UTSA Interim Provost and Vice President of Academic Affairs C. Mauli Agrawal was selected as Chancellor of the University of Missouri-Kansas City (UMKC), effective June 20, 2018.
The Provost reports directly to the President and is the chief academic officer who offers UTSA guidance and leadership. Agrawal’s announcement occurred before the UTSA Provost Search Committee made a decision.
During Agrawal’s 15 years with UTSA he led and supported engineering, research and academic enterprise. He began his career at UTSA as a professor and associate dean for research in the College of Engineering and advanced to dean in 2006. In 2014, he was named vice president for research. In 2016, he was appointed interim provost.
UTSA President Taylor Eighmy expressed gratitude for Agrawal’s impact and leadership at UTSA.
“We expect that he will do a wonderful job in his new role and wish him the absolute best.” Eighmy said.
In an interview with the Paisano, Eighmy commented on the adjustments UTSA will make before Agrawal leaves.
“In my world these kind of changes happen all the time. People come, people go.

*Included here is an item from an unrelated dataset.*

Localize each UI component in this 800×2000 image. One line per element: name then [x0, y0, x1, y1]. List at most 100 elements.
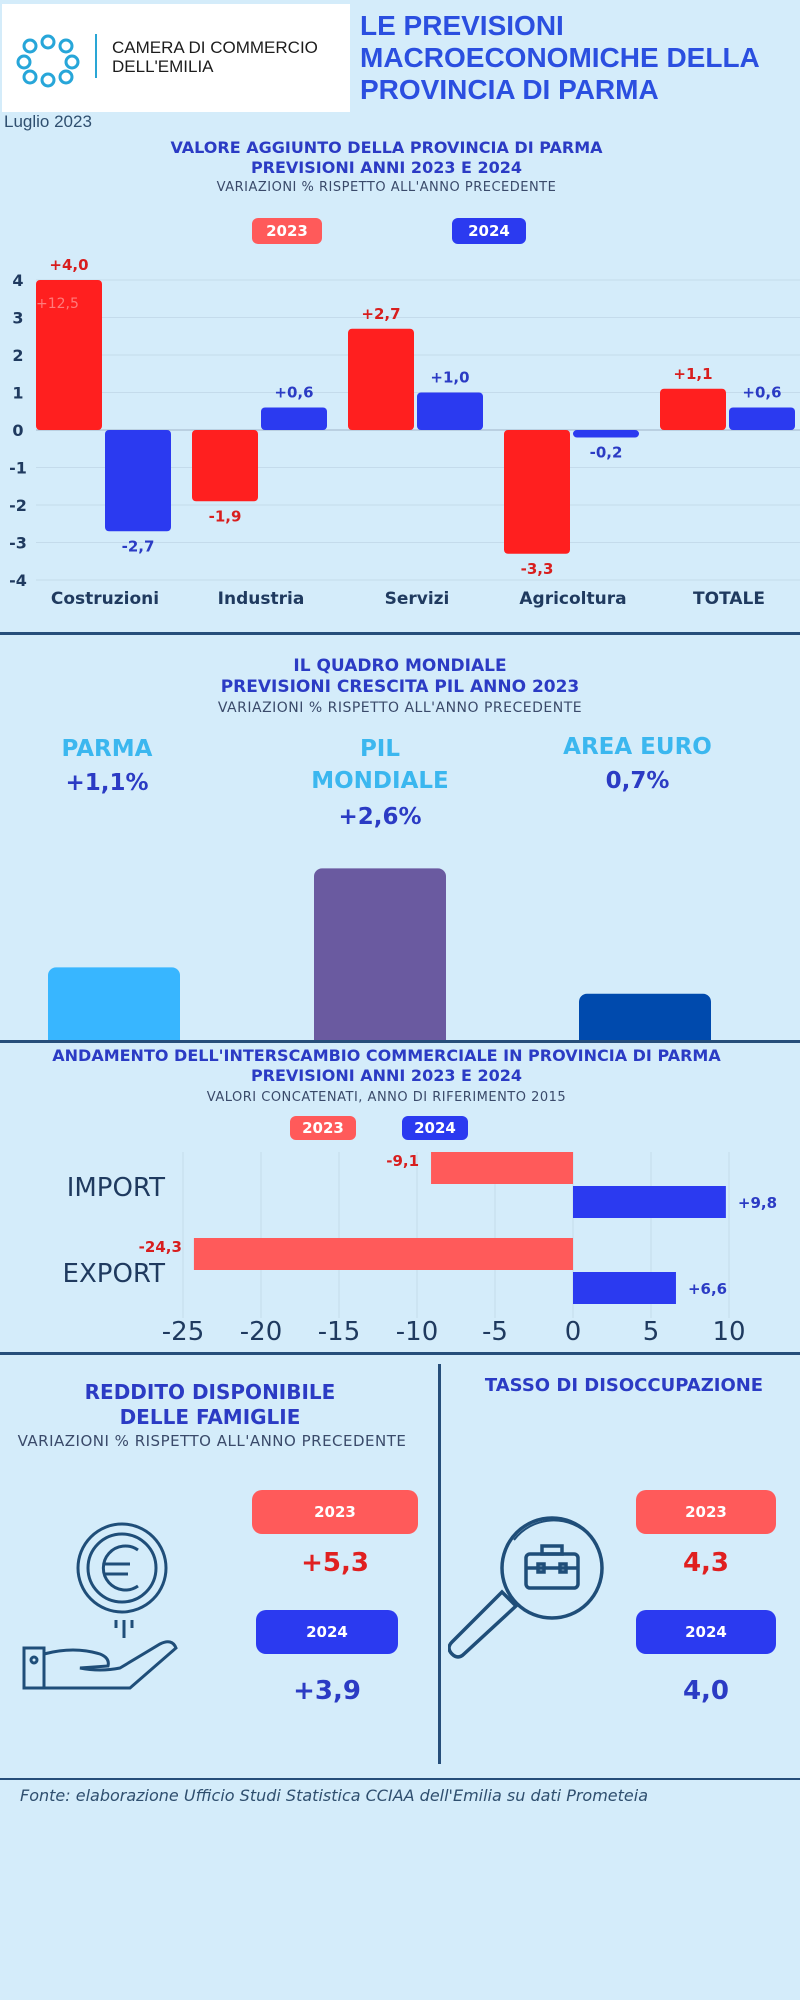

If you plan correctly you can put interim people in place that works, but we launched our provost search back in November and we expect to have a new provost in place before he departs so we will be fine there.” Eighmy said.
Agrawal called his time at UTSA an “incredible journey” and said though he and his wife Sue will miss UTSA he is excited for his next adventure at UMKC.
Agrawal was one of 24 candidates reviewed by the UMKC search team. From among three finalists, University of Missouri System President Mun Choi chose Agrawal.
“I’m confident that the university will reach new heights of success in research, education and outreach through his leadership.” Choi said.
As chancellor Agrawal will be paid a $400,000 a year base salary and a one-time moving cost of up to $20,000. He also will receive a $15,000-a-year housing allowance and a $15,000-a-year auto allowance.
UMKC staff and leadership echoed an interest in Agrawal’s ability to understand the role higher education institutions play in economic development.
“It is good for institutions to send off there people to go do other big things because that says a lot about UTSA and Mauli,” Eighmy said. “It’s also good to bring in new blood to bring a fresh perspective to the outside, so there’s good in change.”